Did Turing prove the undecidability of the halting problem?

Original Article ↗ Hacker News Discussion ↗

Scope of Turing’s 1936 Result

  • Thread agrees Turing did not use “halt” or “halting problem” terminology.
  • His paper focused on “computable numbers” and notions like “circular” vs “circle‑free” machines and a “symbol‑printing problem.”
  • Later authors introduced the modern “halting problem” name; the thread cites mid‑20th‑century textbooks and earlier work (e.g., on self‑reference) as historical precursors.
  • Several commenters say the symbol‑printing problem is computably equivalent to the halting problem, so substantively Turing proved an equivalent result even if the framing differed.

Symbol‑Printing, Circularity, and Halting

  • Circular: prints only finitely many “symbols of the first kind” (0/1); circle‑free: prints infinitely many.
  • It’s noted this is not exactly the same as “halts/doesn’t halt,” and the mapping between circularity and halting is subtle.
  • One commenter initially claims equivalence is “elementary,” then walks that back after realizing tape contents complicate converting a non‑circular machine into a halting one.
  • Others highlight that Turing also proved undecidability of “will the machine ever print symbol X?”, which is easily turned into a modern halting formulation.

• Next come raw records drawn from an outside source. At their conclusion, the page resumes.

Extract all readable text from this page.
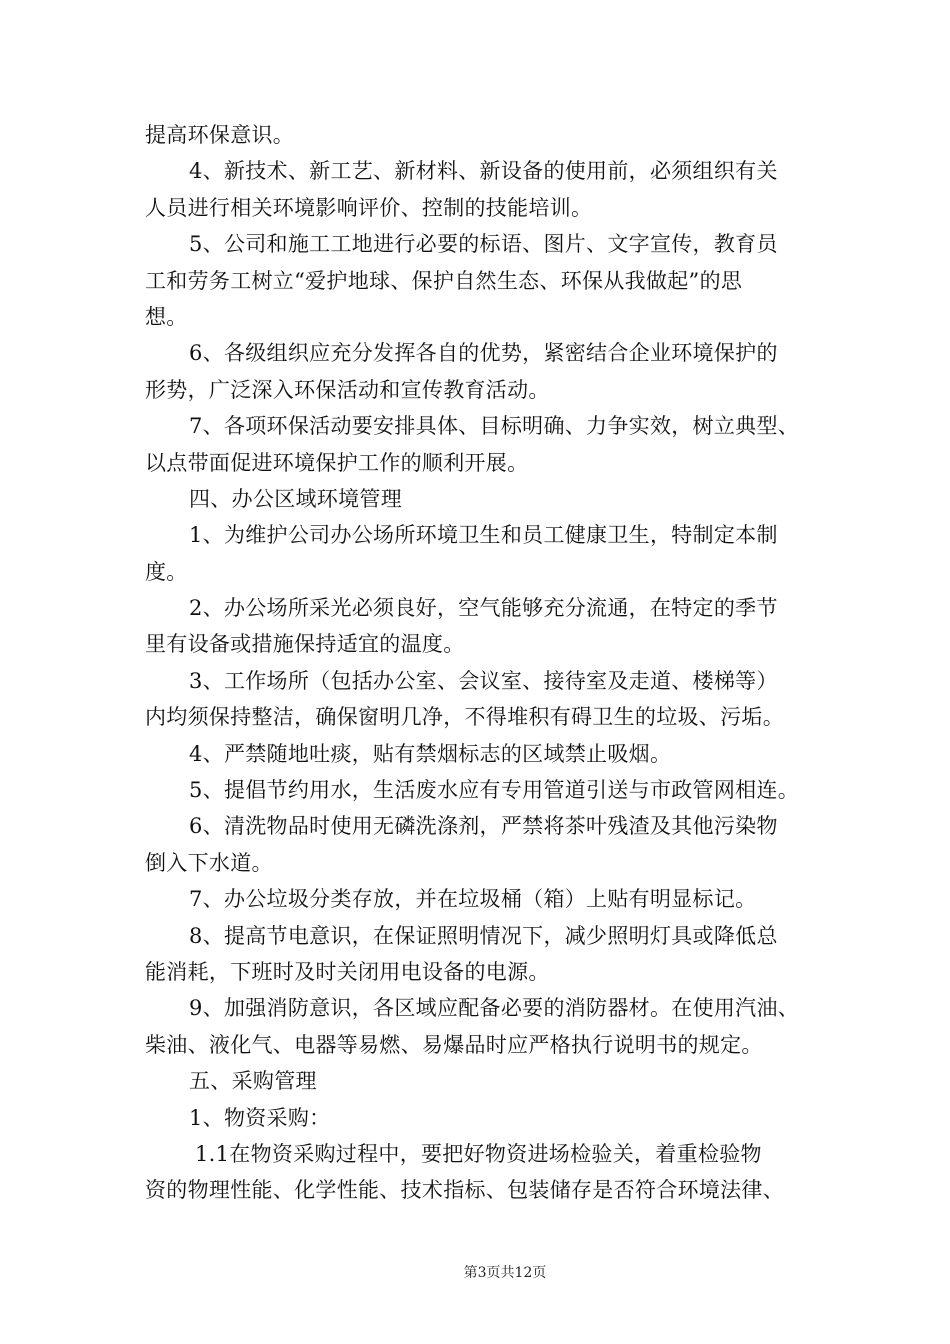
提高环保意识。
4、新技术、新工艺、新材料、新设备的使用前，必须组织有关
人员进行相关环境影响评价、控制的技能培训。
5、公司和施工工地进行必要的标语、图片、文字宣传，教育员
工和劳务工树立“爱护地球、保护自然生态、环保从我做起”的思
想。
6、各级组织应充分发挥各自的优势，紧密结合企业环境保护的
形势，广泛深入环保活动和宣传教育活动。
7、各项环保活动要安排具体、目标明确、力争实效，树立典型、
以点带面促进环境保护工作的顺利开展。
四、办公区域环境管理
1、为维护公司办公场所环境卫生和员工健康卫生，特制定本制
度。
2、办公场所采光必须良好，空气能够充分流通，在特定的季节
里有设备或措施保持适宜的温度。
3、工作场所（包括办公室、会议室、接待室及走道、楼梯等）
内均须保持整洁，确保窗明几净，不得堆积有碍卫生的垃圾、污垢。
4、严禁随地吐痰，贴有禁烟标志的区域禁止吸烟。
5、提倡节约用水，生活废水应有专用管道引送与市政管网相连。
6、清洗物品时使用无磷洗涤剂，严禁将茶叶残渣及其他污染物
倒入下水道。
7、办公垃圾分类存放，并在垃圾桶（箱）上贴有明显标记。
8、提高节电意识，在保证照明情况下，减少照明灯具或降低总
能消耗，下班时及时关闭用电设备的电源。
9、加强消防意识，各区域应配备必要的消防器材。在使用汽油、
柴油、液化气、电器等易燃、易爆品时应严格执行说明书的规定。
五、采购管理
1、物资采购：
1.1在物资采购过程中，要把好物资进场检验关，着重检验物
资的物理性能、化学性能、技术指标、包装储存是否符合环境法律、
第3页共12页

Rice’s Theorem and Practical Verification

  • Rice’s theorem is invoked: undecidability of halting is essentially equivalent to undecidability of any non‑trivial semantic property.
  • Pushback: undecidability is about general algorithms over all programs; many real programs or restricted languages can be proven to halt or satisfy properties.
  • Discussion of total languages and proof assistants: they enforce termination or totality (often via structural recursion or well‑founded measures), at the cost of expressiveness.
  • Debate over whether such subsets are “non–Turing complete” and whether “subset of instances” vs “subset of language” are conceptually distinct.

Quantum Computing and Computability

  • One commenter claims “theoretical quantum computers” could decide halting; multiple replies say this is false.
  • Others state quantum computers are not more powerful than classical ones in what they can compute; they mainly offer speedups for some problems.
  • Several insist: undecidability of halting is about computability, not complexity, so quantum speedups don’t change it.

Decidability for Individual Programs and Gödel Connections

  • Some argue “figuring out whether a single given program halts is decidable” in principle; others counter that “decidable” is defined for sets/languages, not single instances.
  • Clarified distinction:
    • For any specific program, it either halts or not, but we may lack an effective decision procedure within a fixed formal system.
    • There exist programs whose non‑termination is true but unprovable in systems like PA or ZFC (via Gödel‑style constructions).
  • Examples: Turing machines encoding Goldbach conjecture, Collatz, or proof‑search for contradictions in ZFC.
  • Some emphasize that “knowing the answer” to one specific case (even by a trivial constant function) is different from having a generally useful decision algorithm.

Busy Beaver and Complexity of Simple Machines

  • Busy Beaver work is used to show how tiny Turing machines can have extremely complex, hard‑to‑analyze behavior.
  • References to:
    • Many 5‑state binary machines historically undecided.
    • Recent breakthroughs on the 5‑state Busy Beaver and appearance of machines emulating Collatz‑like dynamics.
  • This is presented as practical evidence that even very small systems can be beyond current analytic techniques.

Constructivism and the Reality of Reals

  • Side discussion questions the ontological status of real numbers:
    • Some favor constructivist/computable views: only numbers definable or computable “exist” in a meaningful sense.
    • Others defend standard reals, arguing that mathematics lets us reason about unnameable or uncomputable objects.
  • Debate touches on least upper bounds for sets of rationals, countability arguments, and the role of decision procedures in defining sets.
  • No consensus; it’s acknowledged this is a long‑standing philosophical divide in foundations.

Understanding and Teaching the Halting Problem

  • Several note confusion when first encountering Turing’s terminology (“circle‑free” vs “halts”) and appreciate the linked paper’s clarification.
  • Some express frustration with oversimplified pedagogy that states “you can’t tell if a program halts” without emphasizing “for all arbitrary programs with one general algorithm.”
  • Others remark on the broader significance: the halting problem exemplifies inherently unsolvable computational questions, yet still coexists with extensive, useful formal verification in practice.

Broader Analogies and Reflections

  • One commenter draws an analogy to moral philosophy: just as no algorithm decides halting for all programs, no finite moral rule set can perfectly handle all situations.
  • Another points to Turing’s original paper also containing early notions of universality and “bugs,” suggesting the modern focus on “halting” misses other historical gems.
  • The thread contains both praise for the paper’s nuanced historical analysis and dismissive reactions calling it “click‑bait,” with some later softening after closer reading.